The Odyssey in Context

It would be nearly impossible to overstate the importance of the Odyssey to Greek literature and culture—and by extension Western literature and culture in general. The Iliad and Odyssey both served a fundamental role in shaping their political and cultural lives. The framers of Greece’s famous governmental systems (the foundation of our modern democracy) used Homer’s epics as precedent and support in much the same way a lawyer today would appeal to Supreme Court rulings in trying to argue a case. The events and language of the poems permeate subsequent ancient Greek literature, from the dialogs of Socrates to the plays of Euripides, and continue to echo strongly in today’s literature.

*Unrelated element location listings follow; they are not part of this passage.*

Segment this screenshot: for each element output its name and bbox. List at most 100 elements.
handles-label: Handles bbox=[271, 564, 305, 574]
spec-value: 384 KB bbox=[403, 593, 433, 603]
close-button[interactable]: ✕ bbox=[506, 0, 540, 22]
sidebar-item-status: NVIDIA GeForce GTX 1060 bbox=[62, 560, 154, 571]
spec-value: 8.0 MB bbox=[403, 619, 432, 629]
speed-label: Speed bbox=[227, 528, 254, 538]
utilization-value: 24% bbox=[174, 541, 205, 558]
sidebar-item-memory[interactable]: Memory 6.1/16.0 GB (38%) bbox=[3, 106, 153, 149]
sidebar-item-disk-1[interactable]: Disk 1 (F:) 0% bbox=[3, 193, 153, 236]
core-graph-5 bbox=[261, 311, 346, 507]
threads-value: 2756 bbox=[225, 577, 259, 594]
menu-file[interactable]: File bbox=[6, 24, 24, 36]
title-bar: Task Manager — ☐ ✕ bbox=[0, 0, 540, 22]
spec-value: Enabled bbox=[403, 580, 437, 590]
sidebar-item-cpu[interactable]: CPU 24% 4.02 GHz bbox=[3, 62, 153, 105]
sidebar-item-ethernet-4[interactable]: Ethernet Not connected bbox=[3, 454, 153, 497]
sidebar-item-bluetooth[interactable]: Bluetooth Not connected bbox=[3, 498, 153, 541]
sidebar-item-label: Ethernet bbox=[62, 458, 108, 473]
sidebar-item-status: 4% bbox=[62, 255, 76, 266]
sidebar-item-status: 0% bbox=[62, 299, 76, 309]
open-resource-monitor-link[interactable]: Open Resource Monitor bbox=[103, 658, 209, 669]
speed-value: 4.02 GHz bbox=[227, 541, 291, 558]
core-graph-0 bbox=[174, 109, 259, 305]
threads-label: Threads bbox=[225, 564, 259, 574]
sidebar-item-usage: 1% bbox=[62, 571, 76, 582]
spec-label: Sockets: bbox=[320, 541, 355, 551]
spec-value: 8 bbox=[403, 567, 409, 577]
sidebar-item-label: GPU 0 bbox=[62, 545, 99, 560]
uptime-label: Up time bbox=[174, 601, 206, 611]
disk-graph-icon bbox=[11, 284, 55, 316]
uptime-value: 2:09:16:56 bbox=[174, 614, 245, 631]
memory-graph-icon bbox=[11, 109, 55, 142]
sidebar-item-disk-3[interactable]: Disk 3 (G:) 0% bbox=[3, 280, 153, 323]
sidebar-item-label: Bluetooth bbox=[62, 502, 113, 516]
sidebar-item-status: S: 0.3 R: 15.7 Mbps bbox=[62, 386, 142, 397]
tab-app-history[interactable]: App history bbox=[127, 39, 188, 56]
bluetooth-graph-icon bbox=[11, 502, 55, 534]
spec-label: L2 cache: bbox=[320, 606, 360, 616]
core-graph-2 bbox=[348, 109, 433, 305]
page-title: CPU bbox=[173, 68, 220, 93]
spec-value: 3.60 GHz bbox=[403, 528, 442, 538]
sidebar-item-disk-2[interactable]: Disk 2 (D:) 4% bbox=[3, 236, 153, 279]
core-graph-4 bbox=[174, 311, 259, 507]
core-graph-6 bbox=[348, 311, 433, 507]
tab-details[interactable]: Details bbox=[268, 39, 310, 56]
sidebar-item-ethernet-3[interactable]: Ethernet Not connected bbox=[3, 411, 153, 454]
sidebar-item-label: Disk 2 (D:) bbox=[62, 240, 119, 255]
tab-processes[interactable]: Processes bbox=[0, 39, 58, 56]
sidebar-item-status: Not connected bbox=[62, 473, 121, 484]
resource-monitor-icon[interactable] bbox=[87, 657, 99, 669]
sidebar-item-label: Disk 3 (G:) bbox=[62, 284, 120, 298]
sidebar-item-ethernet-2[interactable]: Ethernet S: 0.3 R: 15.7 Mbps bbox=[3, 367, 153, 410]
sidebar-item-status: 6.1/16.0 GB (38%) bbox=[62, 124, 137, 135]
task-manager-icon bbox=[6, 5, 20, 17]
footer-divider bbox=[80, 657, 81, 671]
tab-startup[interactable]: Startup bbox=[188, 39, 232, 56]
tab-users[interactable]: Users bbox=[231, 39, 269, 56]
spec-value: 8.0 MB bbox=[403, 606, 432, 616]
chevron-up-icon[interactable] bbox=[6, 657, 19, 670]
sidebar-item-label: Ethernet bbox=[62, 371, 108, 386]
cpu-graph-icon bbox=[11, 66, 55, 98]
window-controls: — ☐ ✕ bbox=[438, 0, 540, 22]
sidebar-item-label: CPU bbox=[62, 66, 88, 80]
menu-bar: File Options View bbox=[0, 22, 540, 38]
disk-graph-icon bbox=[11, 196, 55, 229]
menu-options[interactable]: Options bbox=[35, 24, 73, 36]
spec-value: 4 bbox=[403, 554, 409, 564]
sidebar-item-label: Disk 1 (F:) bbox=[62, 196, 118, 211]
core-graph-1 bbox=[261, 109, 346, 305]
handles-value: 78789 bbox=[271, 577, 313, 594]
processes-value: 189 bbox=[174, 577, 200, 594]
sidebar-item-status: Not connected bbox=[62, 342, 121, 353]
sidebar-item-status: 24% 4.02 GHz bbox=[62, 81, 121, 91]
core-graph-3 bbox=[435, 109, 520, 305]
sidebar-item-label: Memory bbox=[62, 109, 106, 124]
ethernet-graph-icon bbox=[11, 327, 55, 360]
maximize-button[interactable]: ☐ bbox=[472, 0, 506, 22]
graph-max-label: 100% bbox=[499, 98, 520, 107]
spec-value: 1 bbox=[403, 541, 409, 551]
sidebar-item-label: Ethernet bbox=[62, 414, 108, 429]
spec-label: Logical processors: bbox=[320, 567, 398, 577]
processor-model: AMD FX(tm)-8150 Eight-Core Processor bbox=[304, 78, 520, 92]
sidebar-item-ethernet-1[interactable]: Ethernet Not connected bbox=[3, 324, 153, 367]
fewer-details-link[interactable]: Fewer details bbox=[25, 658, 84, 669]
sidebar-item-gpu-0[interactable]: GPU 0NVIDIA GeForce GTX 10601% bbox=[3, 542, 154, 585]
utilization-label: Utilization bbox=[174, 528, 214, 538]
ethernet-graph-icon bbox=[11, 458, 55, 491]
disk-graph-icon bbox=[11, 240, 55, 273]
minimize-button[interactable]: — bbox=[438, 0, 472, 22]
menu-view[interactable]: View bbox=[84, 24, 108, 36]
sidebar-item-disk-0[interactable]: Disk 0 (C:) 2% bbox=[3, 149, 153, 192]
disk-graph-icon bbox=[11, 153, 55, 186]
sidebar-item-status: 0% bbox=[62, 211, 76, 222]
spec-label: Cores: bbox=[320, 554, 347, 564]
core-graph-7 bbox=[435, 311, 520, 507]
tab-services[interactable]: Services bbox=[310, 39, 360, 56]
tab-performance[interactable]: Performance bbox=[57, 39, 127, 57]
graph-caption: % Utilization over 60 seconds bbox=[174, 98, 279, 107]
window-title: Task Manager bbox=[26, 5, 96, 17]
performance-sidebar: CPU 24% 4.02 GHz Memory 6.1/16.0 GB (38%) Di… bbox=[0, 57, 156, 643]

Ancient Rome gradually seized control of Greece between the second and first centuries BCE, and in the process appropriated much of what they found valuable about Greek culture. The great poems of Homer were considered chief among Greece’s cultural gems. In writing his own national epic for Rome, the poet Virgil plainly admitted he was attempting to recreate the glory Homer’s work. As Rome’s military and political dominance spread north across Europe all the way to England, Greek culture (in Roman “packaging”) spread, too, and the Iliad and the Odyssey won more admirers. Countless artists, writers, philosophers, and politicians of the past two thousand years of Western history have acknowledged their debt to Homer, including such famous figures as the Italian artist Michelangelo, English poet John Milton, American politician Thomas Jefferson, American writer Ralph Waldo Emerson, and English writer James Joyce. Eminent eighteenth-century Irish author Samuel Johnson summed up the influence of Homer’s work thus: “Nation after nation, century after century, has been able to do little more than transpose Homer’s incidents, new-name his characters, and paraphrase his sentiments.”